Time Stretching & Time Compression
They are fundamental to this synthesis, and creating more or less dense clouds of granular audio particles is another aspect. The basic parameters that can be found in most of the grain generators are :
1. Grain Position
Grain position determines the point in the audio file at which grains are created. When grain Speed is set to "0, "the audio is "frozen "at that position; with positive speed values, the audio stream plays forward, and negative values reverse the audio. Furthermore, LFO or an envelope can modulate Grain Position.
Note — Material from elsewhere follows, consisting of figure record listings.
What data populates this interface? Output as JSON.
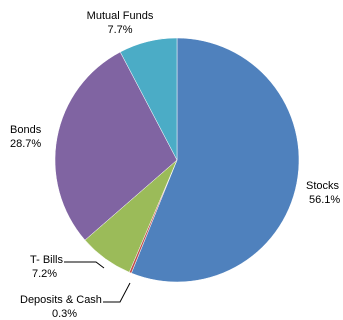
{
  "chart_data": {
    "type": "pie",
    "title": "",
    "categories": [
      "Stocks",
      "Deposits & Cash",
      "T- Bills",
      "Bonds",
      "Mutual Funds"
    ],
    "values": [
      56.1,
      0.3,
      7.2,
      28.7,
      7.7
    ],
    "value_labels": [
      "56.1%",
      "0.3%",
      "7.2%",
      "28.7%",
      "7.7%"
    ],
    "colors": [
      "#4F81BD",
      "#C0504D",
      "#9BBB59",
      "#8064A2",
      "#4BACC6"
    ],
    "start_angle_deg": 0,
    "direction": "clockwise",
    "legend": "none",
    "labels_outside": true
  }
}
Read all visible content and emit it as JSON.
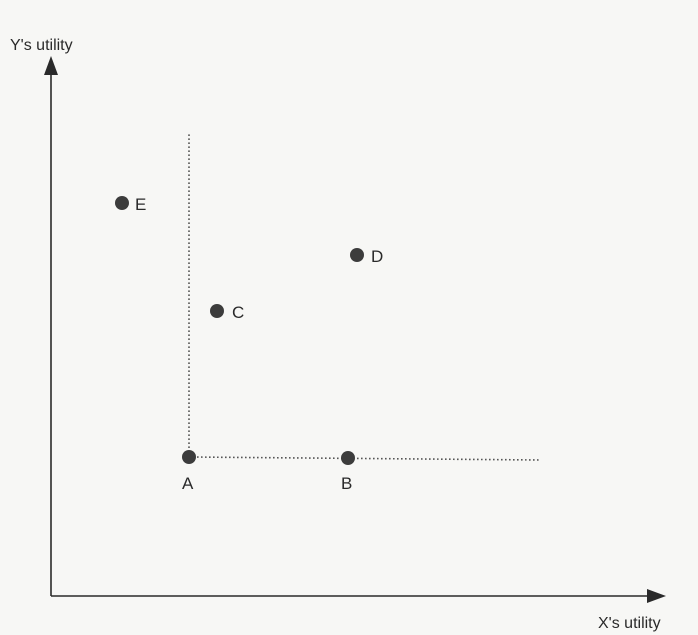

In this case, the "Speed" value is usually set to 0 so that only the modulator determines the direction and speed of the grain stream.
2. Grain Speed
As mentioned above, this parameter determines the speed at which the sample "play head" runs through the sample. Some granulators also use positive/negative speed values to determine the direction of the grain stream (forwards/backward).
3. Grain length
With sizes below 50ms, the grain stream turns into noise without a distinct pitch. Very short grain sizes below 10ms, in combination with some randomization of grain position, create more white-noise-like effects. Also, there are ways of achieving sounds that remind of ring modulation without randomization. If the grain duration is longer than the intervals between the creation of each grain, it will create a sustained sound. If it is smaller, the sound gets perforated/fragmented.
4. Grain density
Grain density determines the number of created grains over a given period of time. Therefore, the higher the density, the more continuous the sound will become.
5. Grain shape
Most granulators offer a variety of shapes applied to the amplitude of each grain. The most common shapes are Hann, Hamming, Triangle, Sine, Rectangular, Blackman Harris, and Welsh. Generally speaking, smoother waveforms with round curves create more organic-sounding results, while shapes with more right-angled forms create more edgy and distorted tones.
6. Grain pitch
This parameter determines the pitch of each grain. Additionally, Grain Pitch can be randomized within a given range, making for some very interesting chaotic grain pitch clouds. They can also be pitch-quantized to specific scales like pentatonic, major, minor, diminished, Dorian, etc., producing tonal grain clouds.